Cell 8: Create a Concatenation File List for FFmpeg
With all the video chunks generated, the final step is to merge them. FFmpeg's concat demuxer requires a manifest file that lists all the input files to be joined in the correct order. This cell programmatically generates that chunks_list.txt file.



In [None]:
# Cell 8: Create a list of chunk files for ffmpeg
with open("chunks_list.txt", "w") as f:
    for i in range(chunk_count):
        f.write(f"file '{output_dir}/chunk_{i+1}.mp4'\n")


Cell 9: Merge Video Chunks with FFmpeg
This cell executes a shell command to call the FFmpeg utility.

-f concat: Specifies the concatenation protocol.

-safe 0: A necessary flag to allow concatenation of files with paths as specified in our list file.

-c copy: This is a crucial optimization. It tells FFmpeg to perform a stream copy of the video data without re-encoding. This is extremely fast and preserves the original quality of the chunks.

/content/final_output.mp4: The path for the final, merged video.

In [None]:
# Cell 9: Merge all chunks into one video using ffmpeg
!ffmpeg -f concat -safe 0 -i chunks_list.txt -c copy /content/final_output.mp4


Cell 10: Note on Redundant Code Block
The code in this cell appears to be from a previous workflow version, as it processes a variable video_frames that now only holds the last processed chunk. The primary workflow already saves chunks in Cell 7 and merges them in Cell 9. This block is not part of the main chunking-and-merging pipeline but could be used for quickly previewing a single chunk without the full merge process.



In [None]:
# Cell 10: Convert float32 frames to 8-bit format and encode to MP4
video_path = "/content/Wan2.1-T2V-14B_output1.mp4"

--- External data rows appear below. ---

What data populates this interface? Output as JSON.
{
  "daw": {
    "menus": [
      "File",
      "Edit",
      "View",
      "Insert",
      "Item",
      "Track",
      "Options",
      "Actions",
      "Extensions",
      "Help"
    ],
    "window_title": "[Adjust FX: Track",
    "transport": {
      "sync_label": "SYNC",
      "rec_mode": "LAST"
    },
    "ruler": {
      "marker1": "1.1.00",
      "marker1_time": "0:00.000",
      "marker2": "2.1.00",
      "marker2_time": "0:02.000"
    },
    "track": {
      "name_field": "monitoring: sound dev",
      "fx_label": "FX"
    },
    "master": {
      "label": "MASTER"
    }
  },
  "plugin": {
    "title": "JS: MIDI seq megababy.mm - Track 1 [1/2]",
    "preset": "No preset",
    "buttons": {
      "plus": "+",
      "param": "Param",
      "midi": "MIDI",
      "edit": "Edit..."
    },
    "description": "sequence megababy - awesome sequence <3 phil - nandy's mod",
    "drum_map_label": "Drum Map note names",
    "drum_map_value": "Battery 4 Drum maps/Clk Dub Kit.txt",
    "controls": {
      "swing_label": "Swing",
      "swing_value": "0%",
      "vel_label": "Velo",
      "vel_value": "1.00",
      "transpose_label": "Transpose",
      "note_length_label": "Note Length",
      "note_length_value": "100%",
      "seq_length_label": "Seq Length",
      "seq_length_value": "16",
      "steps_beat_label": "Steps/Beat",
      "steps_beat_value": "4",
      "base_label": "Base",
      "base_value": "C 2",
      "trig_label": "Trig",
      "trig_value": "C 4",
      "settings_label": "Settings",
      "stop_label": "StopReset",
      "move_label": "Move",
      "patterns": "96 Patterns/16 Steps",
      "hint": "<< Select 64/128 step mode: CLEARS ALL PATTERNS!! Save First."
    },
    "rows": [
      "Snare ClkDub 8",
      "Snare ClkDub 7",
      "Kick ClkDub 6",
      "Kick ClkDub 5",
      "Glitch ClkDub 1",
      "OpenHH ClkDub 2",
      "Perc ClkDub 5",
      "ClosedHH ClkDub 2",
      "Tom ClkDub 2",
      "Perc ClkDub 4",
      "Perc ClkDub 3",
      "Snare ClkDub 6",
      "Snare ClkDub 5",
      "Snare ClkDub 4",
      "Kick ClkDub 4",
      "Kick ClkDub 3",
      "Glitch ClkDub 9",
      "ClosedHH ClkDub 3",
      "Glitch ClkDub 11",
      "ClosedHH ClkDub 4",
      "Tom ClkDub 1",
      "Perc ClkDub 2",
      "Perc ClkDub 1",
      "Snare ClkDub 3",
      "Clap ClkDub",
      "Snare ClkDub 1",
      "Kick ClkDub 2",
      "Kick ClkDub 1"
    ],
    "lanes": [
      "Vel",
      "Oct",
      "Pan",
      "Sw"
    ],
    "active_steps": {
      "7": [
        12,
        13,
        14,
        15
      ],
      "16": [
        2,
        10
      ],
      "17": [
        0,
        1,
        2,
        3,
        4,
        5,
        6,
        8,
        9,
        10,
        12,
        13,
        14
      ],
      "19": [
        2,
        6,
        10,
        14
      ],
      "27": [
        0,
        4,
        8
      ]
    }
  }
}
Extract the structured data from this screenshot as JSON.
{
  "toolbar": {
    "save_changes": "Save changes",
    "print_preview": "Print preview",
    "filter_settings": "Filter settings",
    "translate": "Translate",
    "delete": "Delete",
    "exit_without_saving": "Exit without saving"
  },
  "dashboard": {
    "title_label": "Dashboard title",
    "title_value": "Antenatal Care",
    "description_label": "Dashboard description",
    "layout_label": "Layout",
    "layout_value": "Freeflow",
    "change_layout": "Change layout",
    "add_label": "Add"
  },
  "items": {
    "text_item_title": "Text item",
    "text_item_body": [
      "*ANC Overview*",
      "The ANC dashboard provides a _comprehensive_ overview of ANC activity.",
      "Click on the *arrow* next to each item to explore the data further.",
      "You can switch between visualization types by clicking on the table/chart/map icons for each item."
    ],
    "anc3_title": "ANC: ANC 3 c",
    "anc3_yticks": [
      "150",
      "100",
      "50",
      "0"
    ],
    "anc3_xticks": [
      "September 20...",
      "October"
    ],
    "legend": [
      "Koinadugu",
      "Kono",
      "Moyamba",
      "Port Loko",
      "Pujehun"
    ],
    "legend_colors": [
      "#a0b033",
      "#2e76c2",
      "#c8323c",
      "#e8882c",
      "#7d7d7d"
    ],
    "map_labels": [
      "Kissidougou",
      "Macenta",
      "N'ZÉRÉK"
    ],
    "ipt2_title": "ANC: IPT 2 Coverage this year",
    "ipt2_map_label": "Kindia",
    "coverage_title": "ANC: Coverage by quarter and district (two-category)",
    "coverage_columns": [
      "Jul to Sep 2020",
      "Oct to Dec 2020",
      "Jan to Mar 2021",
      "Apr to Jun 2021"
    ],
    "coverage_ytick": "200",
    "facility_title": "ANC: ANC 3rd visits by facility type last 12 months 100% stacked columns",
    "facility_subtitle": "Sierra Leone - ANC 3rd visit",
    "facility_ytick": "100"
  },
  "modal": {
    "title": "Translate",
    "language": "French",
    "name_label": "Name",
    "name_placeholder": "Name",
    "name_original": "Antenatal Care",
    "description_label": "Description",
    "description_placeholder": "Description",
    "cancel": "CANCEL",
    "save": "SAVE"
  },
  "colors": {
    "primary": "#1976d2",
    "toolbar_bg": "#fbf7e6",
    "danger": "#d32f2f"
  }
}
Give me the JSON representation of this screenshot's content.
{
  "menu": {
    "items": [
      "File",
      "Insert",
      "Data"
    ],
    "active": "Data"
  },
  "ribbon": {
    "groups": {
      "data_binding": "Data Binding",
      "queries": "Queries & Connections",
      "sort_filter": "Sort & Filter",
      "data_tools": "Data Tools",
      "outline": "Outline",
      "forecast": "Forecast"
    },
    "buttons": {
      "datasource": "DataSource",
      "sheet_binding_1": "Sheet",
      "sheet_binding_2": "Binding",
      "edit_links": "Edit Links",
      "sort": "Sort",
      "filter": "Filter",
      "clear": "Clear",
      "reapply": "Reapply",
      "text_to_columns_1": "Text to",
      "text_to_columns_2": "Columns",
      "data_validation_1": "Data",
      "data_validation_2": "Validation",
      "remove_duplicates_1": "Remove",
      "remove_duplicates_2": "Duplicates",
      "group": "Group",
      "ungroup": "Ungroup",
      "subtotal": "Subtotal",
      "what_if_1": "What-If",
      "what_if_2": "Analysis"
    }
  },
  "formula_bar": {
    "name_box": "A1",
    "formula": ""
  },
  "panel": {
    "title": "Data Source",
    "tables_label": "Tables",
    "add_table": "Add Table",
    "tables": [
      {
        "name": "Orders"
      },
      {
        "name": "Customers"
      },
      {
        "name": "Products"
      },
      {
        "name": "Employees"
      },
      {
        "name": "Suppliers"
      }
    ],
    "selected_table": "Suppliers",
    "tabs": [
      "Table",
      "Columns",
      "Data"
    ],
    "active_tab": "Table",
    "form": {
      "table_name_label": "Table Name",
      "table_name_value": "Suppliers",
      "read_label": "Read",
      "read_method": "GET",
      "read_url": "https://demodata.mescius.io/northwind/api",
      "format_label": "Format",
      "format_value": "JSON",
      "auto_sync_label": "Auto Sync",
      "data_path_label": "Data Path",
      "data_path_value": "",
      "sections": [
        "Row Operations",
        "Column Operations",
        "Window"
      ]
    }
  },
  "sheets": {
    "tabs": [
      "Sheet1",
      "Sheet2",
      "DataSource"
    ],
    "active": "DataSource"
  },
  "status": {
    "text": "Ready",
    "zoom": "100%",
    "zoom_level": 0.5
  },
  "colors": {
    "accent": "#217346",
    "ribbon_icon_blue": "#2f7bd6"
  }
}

# Extract frames and scale from [0.0, 1.0] to [0, 255] as uint8 for encoding
frames_np    = np.array(video_frames)[0]  # Only process the first video in batch
frames_uint8 = (frames_np * 255).astype(np.uint8)

# Encode frames into a video using imageio with H.264 codec
with imageio.get_writer(video_path, fps=8, codec="libx264") as writer:
    for frame in frames_uint8:
        writer.append_data(frame)

Cell 11: Display Rendered Video Inline
This cell uses IPython's HTML rendering capabilities to embed an HTML5 <video> tag directly into the notebook's output. This allows for immediate playback and review of the final generated video without needing to download it first. The src path points to the final, merged video.

In [None]:
# Cell 11: Display rendered video inline using HTML5 video tag
HTML(f"""
<video width="256" height="256" controls autoplay loop>
  <source src="{video_path}" type="video/mp4">
  Your browser does not support the video tag.
</video>
""")

Cell 12: Provide Download Link for Final Video
This cell leverages a Google Colab-specific module (google.colab.files) to create and trigger a browser-based download of the final video file. This provides a convenient method for saving the artifact locally.

In [None]:
# Cell 12: Provide download link for final video
from google.colab import files
files.download("/content/final_output.mp4")